L'dea è semplice: se ogni singolo aspetto delle sensazioni umane, dalla percezione alle emozioni fino al comportamento è regolato dall'attività del cervello, allora è sufficiente stimolare quest'ultimo per indirizzare al meglio un militare durante un'azione di guerra. Già ma cos'è il "meglio"? Una risposta l'ha data la Darpa (Defense Advanced Research Projects Agency), il dipartimento che si occupa dei progettazione e ricerca per la difesa degli Stati Uniti. Il "meglio", secondo gli alti comandi, consisterebbe nel poter infondere nei militari, quando necessario, un impulso al cervello per ridurre o aumentare gli stati d'ansia, lo stress, la miglior capacità possibile di osservare e trarre deduzioni durante un'attività, sentire meno dolore se feriti, rimanere svegli a lungo e intervenire sul militare in modo psichiatrico. Il mezzo sarebbe un elmetto, che, oltre che a proteggere la testa del soldato, abbia al suo interno queste potenzialità e faccia da interfaccia con un computer che posto a distanza adeguata possa interagire con il cervello. Una sorta di "controllo a distanza" delle menti degli uomini e delle donne inviati sui fronti più pericolosi, che pone non pochi interrogativi etici.

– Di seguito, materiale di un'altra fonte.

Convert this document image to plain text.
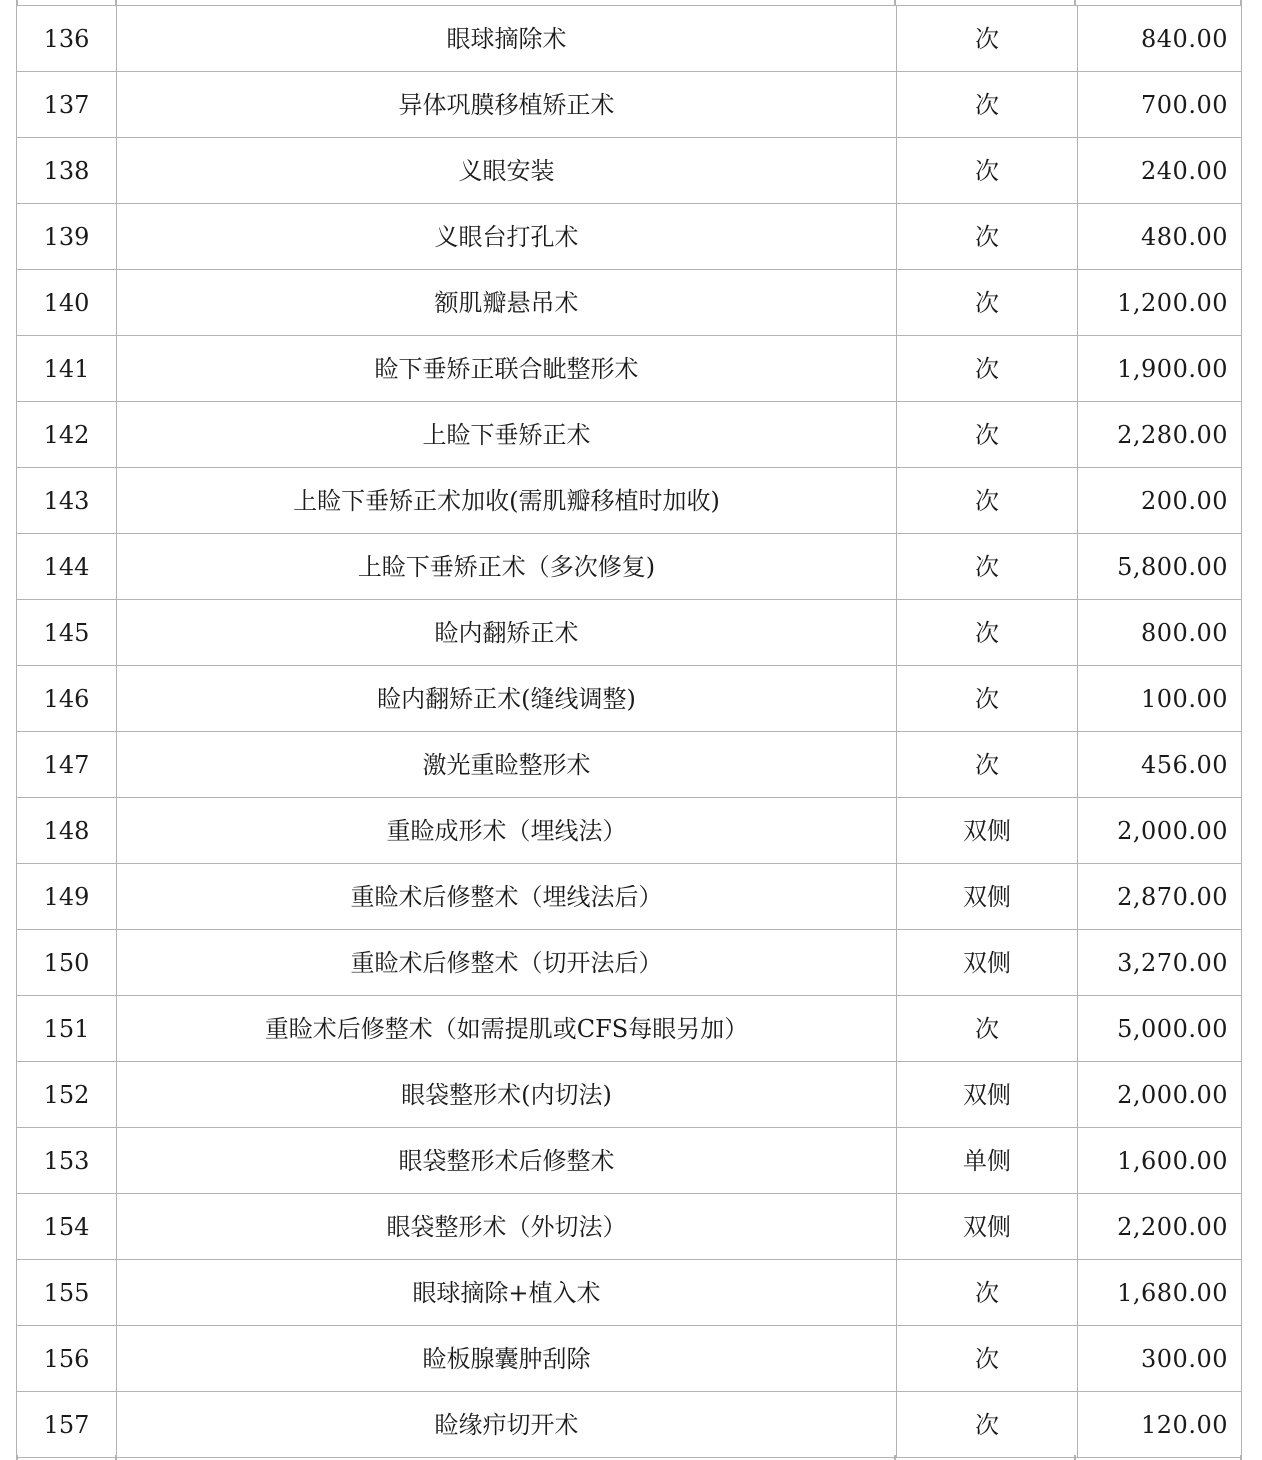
136	眼球摘除术	次	840.00
137	异体巩膜移植矫正术	次	700.00
138	义眼安装	次	240.00
139	义眼台打孔术	次	480.00
140	额肌瓣悬吊术	次	1,200.00
141	睑下垂矫正联合眦整形术	次	1,900.00
142	上睑下垂矫正术	次	2,280.00
143	上睑下垂矫正术加收(需肌瓣移植时加收)	次	200.00
144	上睑下垂矫正术（多次修复)	次	5,800.00
145	睑内翻矫正术	次	800.00
146	睑内翻矫正术(缝线调整)	次	100.00
147	激光重睑整形术	次	456.00
148	重睑成形术（埋线法）	双侧	2,000.00
149	重睑术后修整术（埋线法后）	双侧	2,870.00
150	重睑术后修整术（切开法后）	双侧	3,270.00
151	重睑术后修整术（如需提肌或CFS每眼另加）	次	5,000.00
152	眼袋整形术(内切法)	双侧	2,000.00
153	眼袋整形术后修整术	单侧	1,600.00
154	眼袋整形术（外切法）	双侧	2,200.00
155	眼球摘除+植入术	次	1,680.00
156	睑板腺囊肿刮除	次	300.00
157	睑缘疖切开术	次	120.00
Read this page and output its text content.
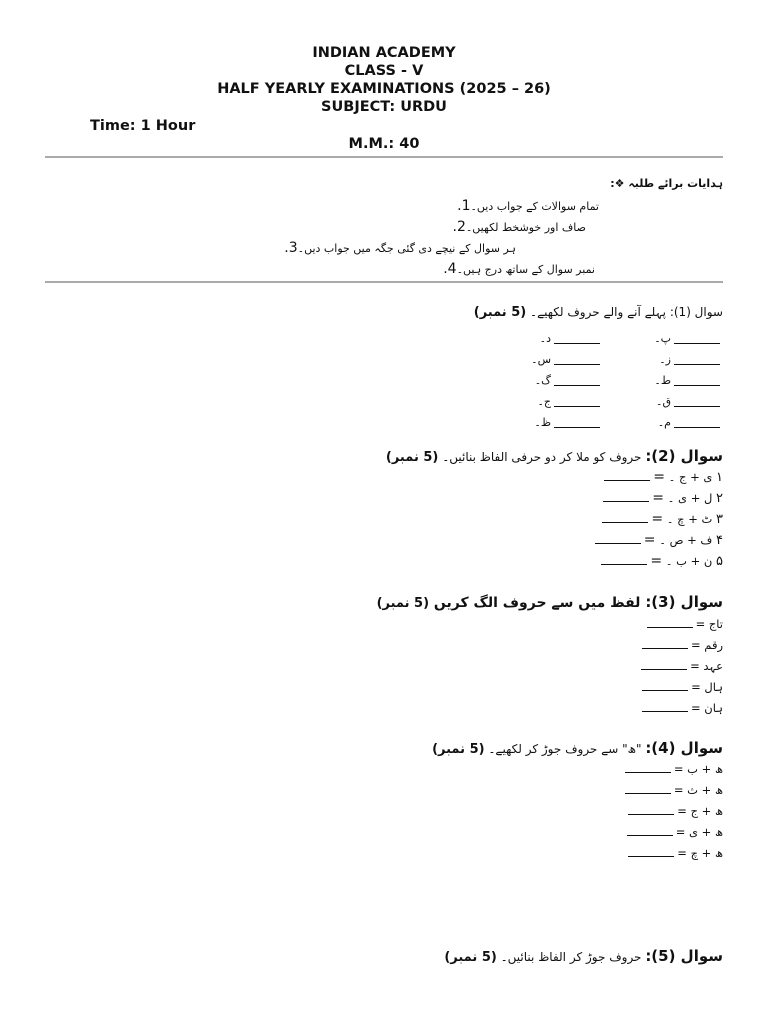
INDIAN ACADEMY
CLASS - V
HALF YEARLY EXAMINATIONS (2025 – 26)
SUBJECT: URDU
Time: 1 Hour
M.M.: 40
ہدایات برائے طلبہ ❖:
تمام سوالات کے جواب دیں۔1.
صاف اور خوشخط لکھیں۔2.
ہر سوال کے نیچے دی گئی جگہ میں جواب دیں۔3.
نمبر سوال کے ساتھ درج ہیں۔4.
سوال (1): پہلے آنے والے حروف لکھیے۔ (5 نمبر)
پ۔
د۔
ز۔
س۔
ط۔
گ۔
ق۔
ج۔
م۔
ظ۔
سوال (2): حروف کو ملا کر دو حرفی الفاظ بنائیں۔ (5 نمبر)
۱ ی + ج ۔ =
۲ ل + ی ۔ =
۳ ٹ + چ ۔ =
۴ ف + ص ۔ =
۵ ن + ب ۔ =
سوال (3): لفظ میں سے حروف الگ کریں (5 نمبر)
تاج =
رقم =
عہد =
ہال =
ہان =
سوال (4): "ھ" سے حروف جوڑ کر لکھیے۔ (5 نمبر)
ھ + ب =
ھ + ث =
ھ + ج =
ھ + ی =
ھ + چ =
سوال (5): حروف جوڑ کر الفاظ بنائیں۔ (5 نمبر)
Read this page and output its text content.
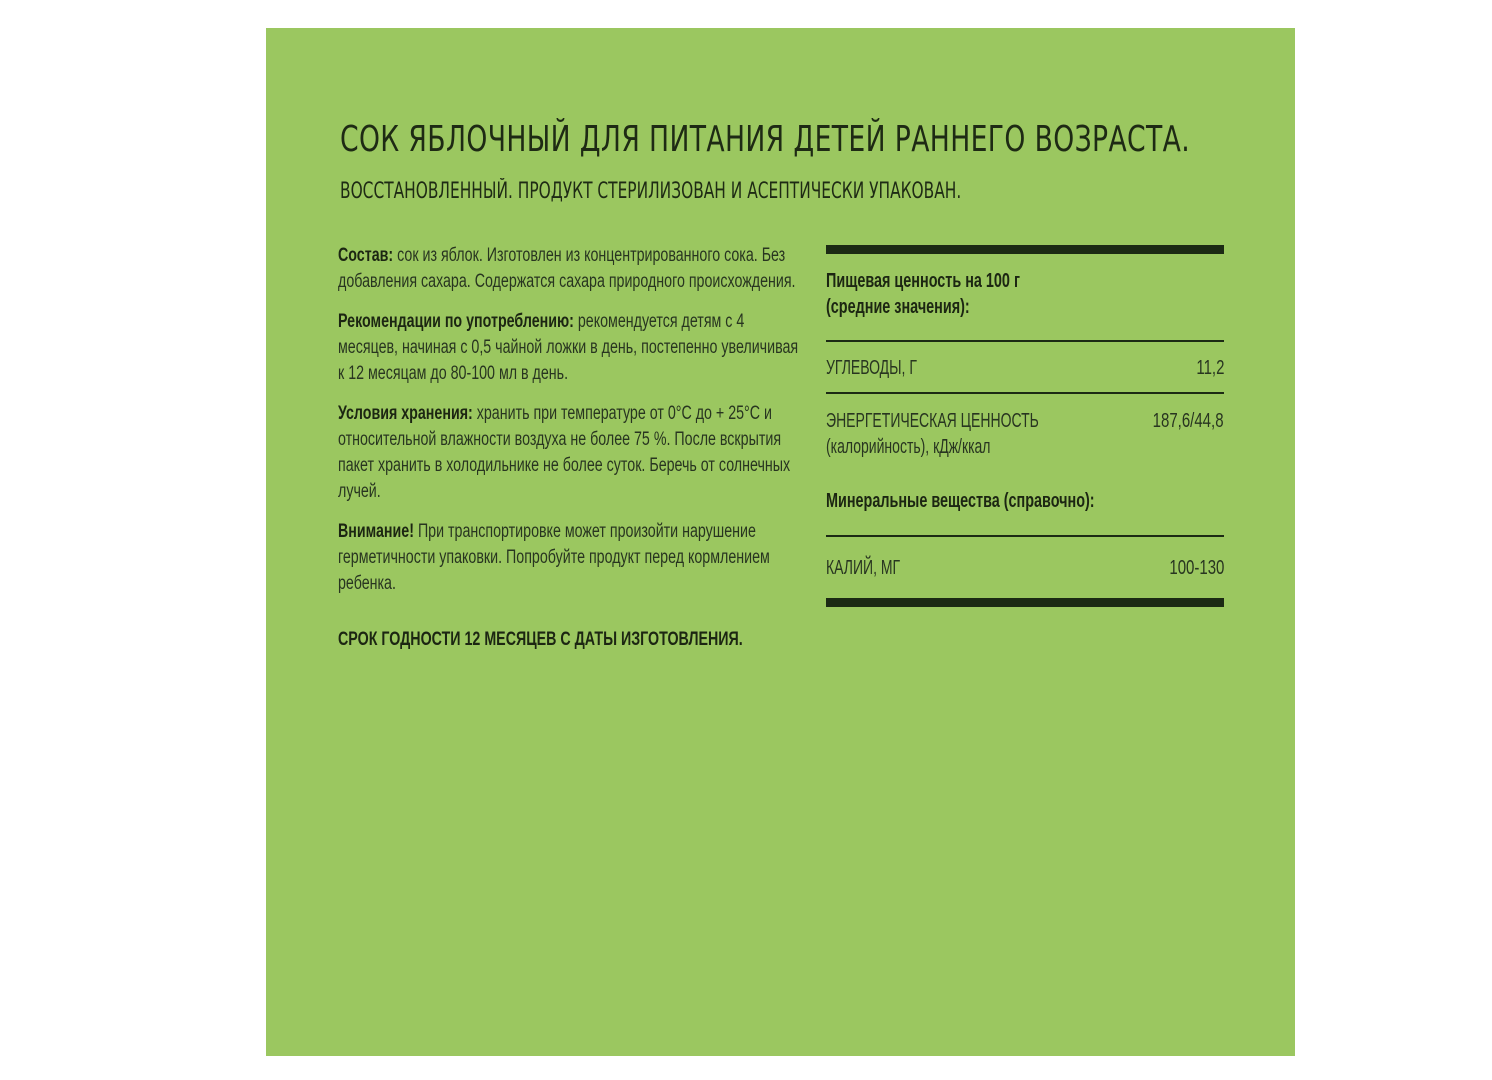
СОК ЯБЛОЧНЫЙ ДЛЯ ПИТАНИЯ ДЕТЕЙ РАННЕГО ВОЗРАСТА.
ВОССТАНОВЛЕННЫЙ. ПРОДУКТ СТЕРИЛИЗОВАН И АСЕПТИЧЕСКИ УПАКОВАН.

Состав: сок из яблок. Изготовлен из концентрированного сока. Без добавления сахара. Содержатся сахара природного происхождения.

Рекомендации по употреблению: рекомендуется детям с 4 месяцев, начиная с 0,5 чайной ложки в день, постепенно увеличивая к 12 месяцам до 80-100 мл в день.

Условия хранения: хранить при температуре от 0°C до + 25°C и относительной влажности воздуха не более 75 %. После вскрытия пакет хранить в холодильнике не более суток. Беречь от солнечных лучей.

Внимание! При транспортировке может произойти нарушение герметичности упаковки. Попробуйте продукт перед кормлением ребенка.

СРОК ГОДНОСТИ 12 МЕСЯЦЕВ С ДАТЫ ИЗГОТОВЛЕНИЯ.

Пищевая ценность на 100 г
(средние значения):
УГЛЕВОДЫ, Г	11,2
ЭНЕРГЕТИЧЕСКАЯ ЦЕННОСТЬ
(калорийность), кДж/ккал
187,6/44,8
Минеральные вещества (справочно):
КАЛИЙ, МГ	100-130
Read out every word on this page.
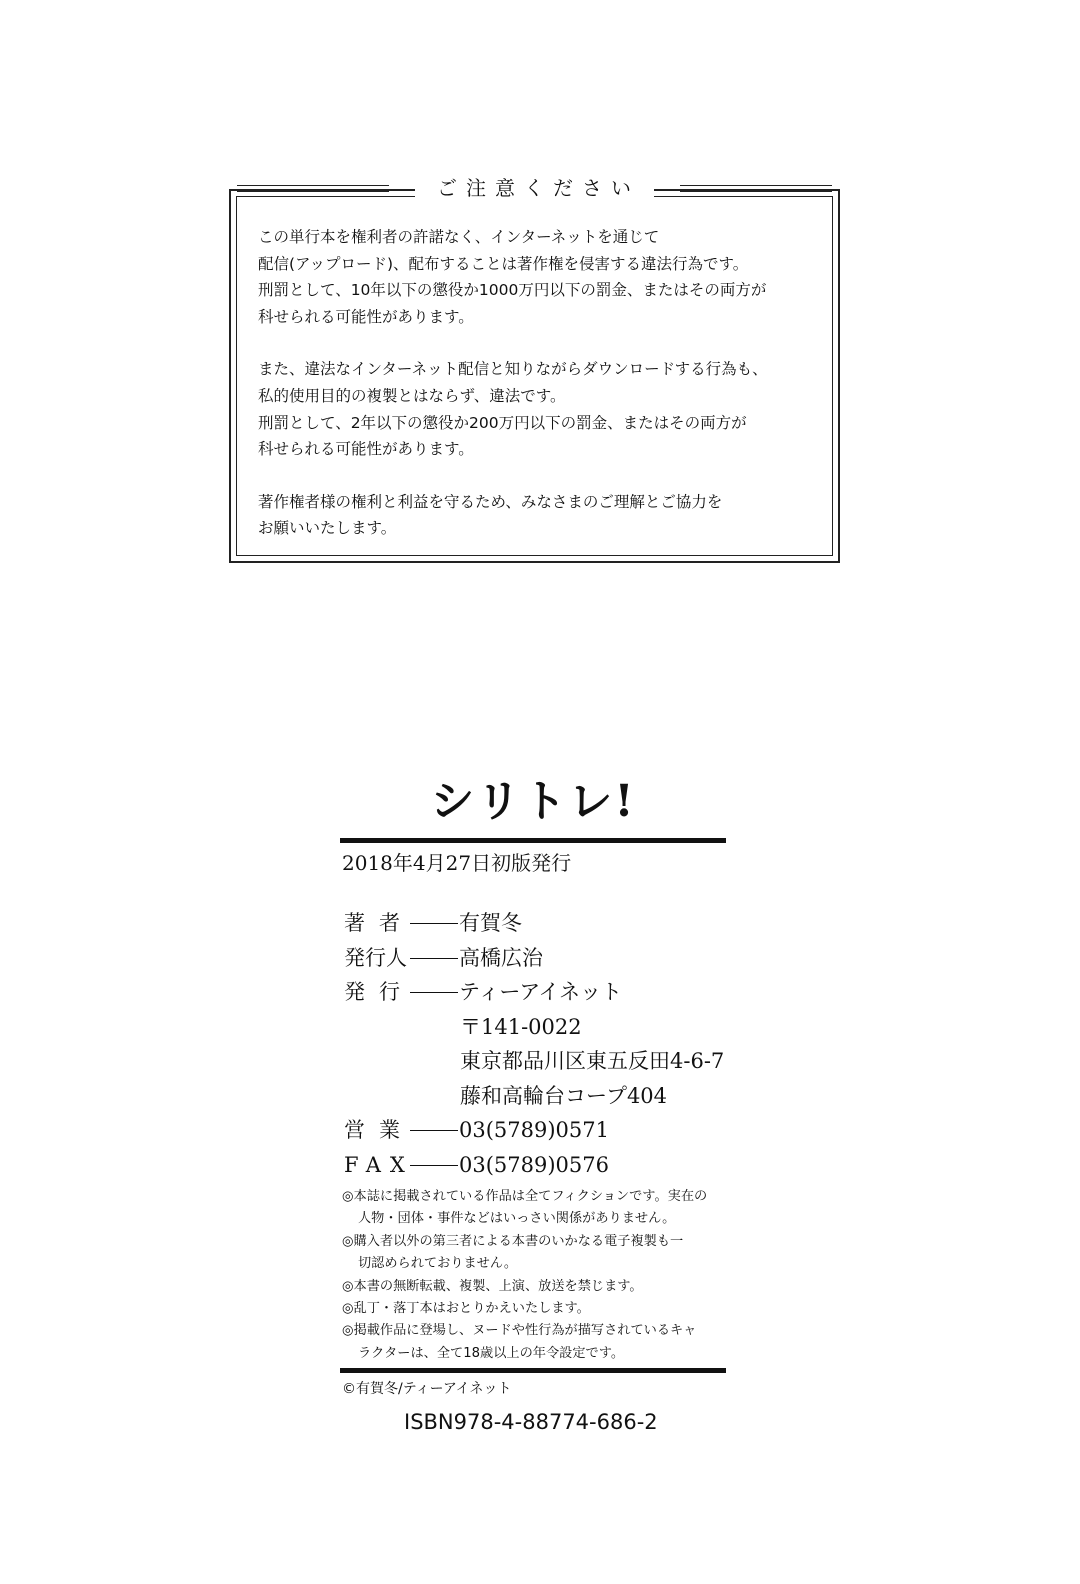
ご注意ください

この単行本を権利者の許諾なく、インターネットを通じて

配信(アップロード)、配布することは著作権を侵害する違法行為です。

刑罰として、10年以下の懲役か1000万円以下の罰金、またはその両方が

科せられる可能性があります。

また、違法なインターネット配信と知りながらダウンロードする行為も、

私的使用目的の複製とはならず、違法です。

刑罰として、2年以下の懲役か200万円以下の罰金、またはその両方が

科せられる可能性があります。

著作権者様の権利と利益を守るため、みなさまのご理解とご協力を

お願いいたします。

シリトレ!
2018年4月27日初版発行
著者 有賀冬
発行人 高橋広治
発行 ティーアイネット
〒141-0022
東京都品川区東五反田4-6-7
藤和高輪台コープ404
営業 03(5789)0571
FAX 03(5789)0576

◎本誌に掲載されている作品は全てフィクションです。実在の

人物・団体・事件などはいっさい関係がありません。

◎購入者以外の第三者による本書のいかなる電子複製も一

切認められておりません。

◎本書の無断転載、複製、上演、放送を禁じます。

◎乱丁・落丁本はおとりかえいたします。

◎掲載作品に登場し、ヌードや性行為が描写されているキャ

ラクターは、全て18歳以上の年令設定です。

©有賀冬/ティーアイネット
ISBN978-4-88774-686-2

Fino ad oggi, al di fuori del mondo militare, molte sono le limitazione che rallentano le possibilità di stimolare il cervello per trattare malattie e controllare i processi di informazioni che passano per i circuiti dell'encefalo. La DBS, ad esempio, ossia la stimolazione profonda del cervello, viene utilizzata per limitare i problemi creati dal Parkinson, ma richiede un intervento chirurgico per impiantare elettrodi e batterie nel paziente. La TMS invece, che è utilizzata su chi, con problemi di depressione o allucinazioni, non reagisce alle medicine, non richiede interventi chirurgici, ma necessita di una stimolazione su una piccola area del cervello, circa un centimetro per lato, e da lì non si deve uscire per ottenere gli effetti e, oltretutto, non riesce a stimolare i circuiti profondi del cervello dove risiedono molti circuiti importanti per il problema (tant'è che alcuni ricercatori la considerano niente più che un placebo).

"Al fine di oltrepassare queste limitazioni, abbiamo messo a punto un nuovo sistema tecnologico che invia ultrasuoni al cervello che stimolano i suoi circuiti senza interventi chirurgici. Inoltre il sistema ha una capacità che è almeno 5 volte superiore come qualità di intervento rispetto alla TMS", spiega William Tyler, della School of Life Sciences all'Arizona State University e che lavora per la Darpa. I risultati di tali ricerche sono ormai così avanzati che la Darpa vuole applicarli ai militari americani impegnati in azioni di guerra.

L'idea è di inserire in un casco tutti gli strumenti necessari per stimolare il cervello del combattente a seconda delle esigenze. I prototipi di tali caschi sono già sul tavolo della Darpa. Essi presentano una miniaturizzazione del sistema di trasmissione degli ultrasuoni e mostrano la possibilità di colpire i centri nervosi del cervello del militare senza che questi debba rimanere immobile. "Con questo elmetto, il soldato potrà ricevere informazioni di qualunque genere, sarà protetto come nessun altro elmetto ha fatto finora, ma soprattutto potrà essere stimolato in modo neurologico affinché i suoi centri nervosi rimangano in allerta per tutto il tempo necessario di un'azione di guerra senza momenti di riposo, potrà riceve stimoli per avere un comportamento da "uomo senza paura" e se l'azione di guerra lo porterà ad avere stati d'ansia pericolosi, questi potranno essere cancellati. E in caso venga ferito, gli si potrà limitare il dolore.